La libertad únicamente es personal.
Sustituir una creencia por un ídolo, o el sentimiento de trascendencia por una ideología, no anula ni la creencia ni el sentimiento sino que los pervierten con una burda imitación, un remedo impregnado de atrabilis que busca afianzarse en las mentes y en las conciencias de manera sustitutoria; ocupando el espacio que previamente ha quedado vacío, abandonado.
El deseo del hombre prometeico por encaramarse desoyendo advertencias prudentes a la cima de las realizaciones, aun siendo incapaz de obrarlas y ni siquiera aprenderlas desde su génesis ni a lo largo de su infinita trayectoria. La criatura ingenuamente obstinada, equivocadamente rebelde, criatura de sí misma en el turbulento paritorio de la vanidad, rechaza toda humana limitación, como si ese límite fuera una determinación ajena y contraria a la esencia del ser viviente racional y erecto.
El inmenso mundo que da cabida indistintamente a virtudes y defectos, a sentencias y a especulaciones, es para el hombre configurado a partir de un procedimiento empírico un lugar menor y afectado de atavismo, una mera circunstancia despreciable incapaz de proyectar el futuro.
La ciencia es progreso y el progreso llena cualquier recipiente habitado y colma cualquier anhelo humano con su definición.
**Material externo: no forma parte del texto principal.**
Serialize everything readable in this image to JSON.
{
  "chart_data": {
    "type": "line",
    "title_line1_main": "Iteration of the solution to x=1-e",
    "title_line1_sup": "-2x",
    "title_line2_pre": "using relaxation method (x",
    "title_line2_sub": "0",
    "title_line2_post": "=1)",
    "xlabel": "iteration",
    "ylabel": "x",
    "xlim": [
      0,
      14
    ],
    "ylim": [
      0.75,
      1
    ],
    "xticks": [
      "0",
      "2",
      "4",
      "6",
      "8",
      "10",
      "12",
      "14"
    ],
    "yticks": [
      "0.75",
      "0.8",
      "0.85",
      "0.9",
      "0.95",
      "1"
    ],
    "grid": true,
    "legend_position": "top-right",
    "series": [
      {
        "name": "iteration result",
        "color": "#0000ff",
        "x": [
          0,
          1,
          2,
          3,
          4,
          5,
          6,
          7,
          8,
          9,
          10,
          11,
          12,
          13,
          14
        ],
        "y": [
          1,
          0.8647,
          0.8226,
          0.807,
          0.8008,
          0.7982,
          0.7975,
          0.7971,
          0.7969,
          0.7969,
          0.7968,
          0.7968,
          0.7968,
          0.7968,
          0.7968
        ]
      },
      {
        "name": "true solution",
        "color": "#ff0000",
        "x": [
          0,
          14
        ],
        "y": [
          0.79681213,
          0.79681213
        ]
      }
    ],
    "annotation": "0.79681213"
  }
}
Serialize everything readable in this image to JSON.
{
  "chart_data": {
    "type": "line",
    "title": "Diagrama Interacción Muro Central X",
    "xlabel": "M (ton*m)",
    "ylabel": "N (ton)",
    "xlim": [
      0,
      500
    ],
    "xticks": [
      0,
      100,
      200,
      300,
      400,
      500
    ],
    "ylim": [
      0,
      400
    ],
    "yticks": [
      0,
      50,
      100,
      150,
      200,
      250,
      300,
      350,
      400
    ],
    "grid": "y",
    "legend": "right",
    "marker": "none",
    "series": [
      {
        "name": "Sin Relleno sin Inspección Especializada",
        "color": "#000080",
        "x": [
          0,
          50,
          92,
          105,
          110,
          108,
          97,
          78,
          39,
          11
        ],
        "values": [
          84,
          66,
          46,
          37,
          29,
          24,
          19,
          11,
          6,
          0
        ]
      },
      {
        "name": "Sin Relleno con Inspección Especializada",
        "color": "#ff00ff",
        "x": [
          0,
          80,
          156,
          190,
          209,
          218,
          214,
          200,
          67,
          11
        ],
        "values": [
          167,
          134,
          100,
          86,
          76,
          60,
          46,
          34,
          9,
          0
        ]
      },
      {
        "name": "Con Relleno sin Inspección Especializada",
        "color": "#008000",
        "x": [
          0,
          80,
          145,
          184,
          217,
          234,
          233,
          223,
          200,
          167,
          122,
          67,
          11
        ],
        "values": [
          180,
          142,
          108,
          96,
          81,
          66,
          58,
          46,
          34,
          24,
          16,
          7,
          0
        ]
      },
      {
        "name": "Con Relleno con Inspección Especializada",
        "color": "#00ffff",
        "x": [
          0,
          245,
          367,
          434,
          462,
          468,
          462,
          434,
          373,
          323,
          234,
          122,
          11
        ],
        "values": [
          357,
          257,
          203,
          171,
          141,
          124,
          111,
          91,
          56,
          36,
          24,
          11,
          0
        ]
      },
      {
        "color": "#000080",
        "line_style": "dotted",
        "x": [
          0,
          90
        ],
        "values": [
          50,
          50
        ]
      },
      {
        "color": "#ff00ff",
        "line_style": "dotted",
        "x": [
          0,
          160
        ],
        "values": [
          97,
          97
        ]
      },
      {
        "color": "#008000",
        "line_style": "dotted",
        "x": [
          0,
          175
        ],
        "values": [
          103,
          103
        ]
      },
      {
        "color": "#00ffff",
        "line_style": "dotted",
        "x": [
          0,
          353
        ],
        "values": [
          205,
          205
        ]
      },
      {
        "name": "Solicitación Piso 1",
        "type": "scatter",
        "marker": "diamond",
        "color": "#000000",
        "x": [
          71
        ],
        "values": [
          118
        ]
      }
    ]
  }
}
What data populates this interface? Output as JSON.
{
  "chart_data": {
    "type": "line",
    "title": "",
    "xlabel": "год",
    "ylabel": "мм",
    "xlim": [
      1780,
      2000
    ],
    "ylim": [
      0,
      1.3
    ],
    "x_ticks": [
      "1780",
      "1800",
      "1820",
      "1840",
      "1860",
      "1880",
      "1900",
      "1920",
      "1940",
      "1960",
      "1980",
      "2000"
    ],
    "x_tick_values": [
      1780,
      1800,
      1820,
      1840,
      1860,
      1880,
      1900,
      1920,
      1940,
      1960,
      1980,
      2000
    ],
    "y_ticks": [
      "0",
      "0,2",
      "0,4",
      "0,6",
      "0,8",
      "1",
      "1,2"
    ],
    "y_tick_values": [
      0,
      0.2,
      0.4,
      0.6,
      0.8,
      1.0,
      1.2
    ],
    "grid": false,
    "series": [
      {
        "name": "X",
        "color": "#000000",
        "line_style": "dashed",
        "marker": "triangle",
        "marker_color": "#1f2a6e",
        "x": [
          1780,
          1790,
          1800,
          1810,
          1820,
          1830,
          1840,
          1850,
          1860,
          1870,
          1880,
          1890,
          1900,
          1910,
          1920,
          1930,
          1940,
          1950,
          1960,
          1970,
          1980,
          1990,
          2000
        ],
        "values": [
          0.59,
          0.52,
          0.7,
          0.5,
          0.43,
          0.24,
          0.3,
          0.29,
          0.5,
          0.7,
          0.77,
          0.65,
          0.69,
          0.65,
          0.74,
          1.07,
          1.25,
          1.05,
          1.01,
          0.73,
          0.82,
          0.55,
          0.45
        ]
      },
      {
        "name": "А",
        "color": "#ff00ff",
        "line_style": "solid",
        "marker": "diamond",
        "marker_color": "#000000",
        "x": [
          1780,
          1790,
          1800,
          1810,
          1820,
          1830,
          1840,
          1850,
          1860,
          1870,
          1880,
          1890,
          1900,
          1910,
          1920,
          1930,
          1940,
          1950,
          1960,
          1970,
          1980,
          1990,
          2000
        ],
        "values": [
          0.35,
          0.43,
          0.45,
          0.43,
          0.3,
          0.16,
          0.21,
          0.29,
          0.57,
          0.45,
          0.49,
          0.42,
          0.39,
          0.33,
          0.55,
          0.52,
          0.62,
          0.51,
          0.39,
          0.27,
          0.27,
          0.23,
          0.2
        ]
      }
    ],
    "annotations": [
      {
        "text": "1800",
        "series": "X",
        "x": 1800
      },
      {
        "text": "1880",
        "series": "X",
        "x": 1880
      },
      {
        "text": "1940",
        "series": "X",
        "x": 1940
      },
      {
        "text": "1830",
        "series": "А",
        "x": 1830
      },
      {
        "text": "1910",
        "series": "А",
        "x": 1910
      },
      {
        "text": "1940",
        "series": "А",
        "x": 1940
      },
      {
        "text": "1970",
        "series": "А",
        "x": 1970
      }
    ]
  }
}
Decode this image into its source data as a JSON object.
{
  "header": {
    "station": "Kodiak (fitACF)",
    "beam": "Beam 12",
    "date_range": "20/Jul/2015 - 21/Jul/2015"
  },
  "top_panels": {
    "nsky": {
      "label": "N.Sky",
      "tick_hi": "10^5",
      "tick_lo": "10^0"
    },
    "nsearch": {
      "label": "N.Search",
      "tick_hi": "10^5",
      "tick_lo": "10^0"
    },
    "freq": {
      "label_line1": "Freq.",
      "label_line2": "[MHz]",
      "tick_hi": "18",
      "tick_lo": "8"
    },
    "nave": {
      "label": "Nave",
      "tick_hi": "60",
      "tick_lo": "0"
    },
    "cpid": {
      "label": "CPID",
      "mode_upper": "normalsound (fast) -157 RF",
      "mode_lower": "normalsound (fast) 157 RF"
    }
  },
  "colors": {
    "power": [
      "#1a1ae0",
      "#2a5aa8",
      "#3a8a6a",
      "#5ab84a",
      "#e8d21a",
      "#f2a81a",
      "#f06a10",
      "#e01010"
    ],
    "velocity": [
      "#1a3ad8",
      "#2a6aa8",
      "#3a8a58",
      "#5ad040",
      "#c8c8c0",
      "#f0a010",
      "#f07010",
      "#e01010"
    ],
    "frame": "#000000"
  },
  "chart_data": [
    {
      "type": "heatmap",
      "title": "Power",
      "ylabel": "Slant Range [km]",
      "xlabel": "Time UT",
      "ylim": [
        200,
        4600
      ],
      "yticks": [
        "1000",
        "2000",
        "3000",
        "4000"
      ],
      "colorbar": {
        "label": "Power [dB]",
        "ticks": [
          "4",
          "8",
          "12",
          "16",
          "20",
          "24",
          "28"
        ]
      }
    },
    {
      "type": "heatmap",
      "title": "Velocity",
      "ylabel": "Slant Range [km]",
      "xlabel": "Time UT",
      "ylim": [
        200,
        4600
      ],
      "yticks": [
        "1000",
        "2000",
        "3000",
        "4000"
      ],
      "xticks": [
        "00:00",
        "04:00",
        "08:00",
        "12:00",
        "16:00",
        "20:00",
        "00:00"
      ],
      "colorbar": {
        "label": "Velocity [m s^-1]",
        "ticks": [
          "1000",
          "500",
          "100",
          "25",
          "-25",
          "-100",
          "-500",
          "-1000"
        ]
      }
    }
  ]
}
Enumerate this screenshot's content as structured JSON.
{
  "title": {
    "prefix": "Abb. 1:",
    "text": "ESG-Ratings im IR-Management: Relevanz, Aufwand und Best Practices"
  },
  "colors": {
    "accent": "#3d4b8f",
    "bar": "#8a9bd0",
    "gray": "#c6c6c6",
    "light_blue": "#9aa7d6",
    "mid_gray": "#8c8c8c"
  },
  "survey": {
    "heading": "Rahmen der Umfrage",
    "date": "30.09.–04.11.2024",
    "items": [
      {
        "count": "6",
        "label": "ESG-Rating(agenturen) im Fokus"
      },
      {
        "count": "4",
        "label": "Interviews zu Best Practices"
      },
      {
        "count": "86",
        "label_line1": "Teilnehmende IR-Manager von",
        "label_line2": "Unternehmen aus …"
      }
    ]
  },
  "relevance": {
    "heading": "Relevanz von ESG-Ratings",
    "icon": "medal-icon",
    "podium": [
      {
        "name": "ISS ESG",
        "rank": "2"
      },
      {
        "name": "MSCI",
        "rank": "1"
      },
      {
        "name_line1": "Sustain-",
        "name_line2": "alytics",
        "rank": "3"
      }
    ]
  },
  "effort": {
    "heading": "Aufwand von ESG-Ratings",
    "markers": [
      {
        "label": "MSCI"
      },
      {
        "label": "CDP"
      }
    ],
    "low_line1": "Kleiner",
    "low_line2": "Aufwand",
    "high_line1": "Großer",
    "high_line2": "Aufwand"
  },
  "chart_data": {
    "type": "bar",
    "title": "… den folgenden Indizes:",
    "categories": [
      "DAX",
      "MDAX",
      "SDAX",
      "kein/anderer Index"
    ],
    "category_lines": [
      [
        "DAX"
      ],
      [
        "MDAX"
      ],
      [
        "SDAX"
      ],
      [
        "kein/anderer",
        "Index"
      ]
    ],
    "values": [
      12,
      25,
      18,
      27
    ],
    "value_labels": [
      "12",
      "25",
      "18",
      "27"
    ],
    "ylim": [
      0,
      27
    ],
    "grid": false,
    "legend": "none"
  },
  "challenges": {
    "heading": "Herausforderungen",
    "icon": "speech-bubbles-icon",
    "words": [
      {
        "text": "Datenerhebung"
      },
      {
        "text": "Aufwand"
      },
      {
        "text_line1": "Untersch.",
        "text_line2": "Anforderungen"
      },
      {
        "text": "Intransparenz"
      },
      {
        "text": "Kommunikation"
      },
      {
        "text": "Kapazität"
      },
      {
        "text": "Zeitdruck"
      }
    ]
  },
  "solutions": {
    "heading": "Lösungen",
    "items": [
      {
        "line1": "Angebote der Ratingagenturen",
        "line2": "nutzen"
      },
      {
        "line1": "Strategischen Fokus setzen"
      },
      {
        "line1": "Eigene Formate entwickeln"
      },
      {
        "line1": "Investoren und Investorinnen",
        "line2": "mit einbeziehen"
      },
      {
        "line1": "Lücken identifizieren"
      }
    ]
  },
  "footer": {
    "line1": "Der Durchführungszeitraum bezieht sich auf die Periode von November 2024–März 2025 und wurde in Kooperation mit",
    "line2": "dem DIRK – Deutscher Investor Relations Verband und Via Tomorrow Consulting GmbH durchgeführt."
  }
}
Un solo concepto basta para alcanzar la dicha terrenal: el de progreso, principio y final del ciclo de la vida, figura perfecta, concluida, pensamiento único, absoluto.
Irónico.
Nadie hasta la fecha —vaya usted a saber dentro de cuatro mil millones de años, en puertas de la despedida, cuando la Tierra reciba la máxima expresión ígnea del Sol— puede prescindir de valores absolutos —a un lado los juegos de palabras y los divertimentos de salón—, es una evidencia; de ahí que los rectores del orden desenraizado, al tanto de las necesidades dirimentes y del enorme peligro desestabilizador que supone el vacío, tiendan a recrearlos concibiendo ideologías sustentadas en el efectivo aparato propagandista: dicho y repetido.
El recambio está servido, el ídolo cocinado y puesto en bandeja aderezado con focos y micrófonos. Por detrás, a resguardo, muñendo e ideando, están los que manejan los hilos del locuaz, dinámico y agudo títere.
Este ídolo, criatura anunciada sin más límite que el aún insoslayable de la muerte (y el de la enfermedad, y el de la carencia de afectos y el de la ausencia de elección y el de la llamada hechicera de la naturaleza, etcétera), fenómeno atractivo diseminado en sombras y en paradojas, a un tiempo exalta la libertad mientras abomina de la persona individual (el peor enemigo del pensamiento único y la voluntad general).
La libertad únicamente es personal.
Algo inaceptable para el materialismo dialéctico y para el materialismo histórico que evalúa al individuo según el grado de utilidad que reporta a los creadores de opinión, a los artífices de sociedades cercadas y a los arquitectos de mundos controlados por la tecnología y la programación.
En palabras de Sócrates, siempre transcritas por Platón, “hay que aprender a distinguir lo que de arriba viene de aquello que, viniendo de abajo (únicamente intervenido por el hombre para el propósito exclusivo de un grupo humano reducido, especulador y sectario), está pronto a servirse de vagos idealismos para fines rastreros.
Y es que, al hilo de la reflexión de Friedrich Hölderlin, cada vez que el hombre ha pretendido edificar un paraíso cimentado en el Estado lo ha convertido en un infierno. Depositario de aquella “voluntad general” que conjugando la ilustración con el terror ha fundado el totalitarismo.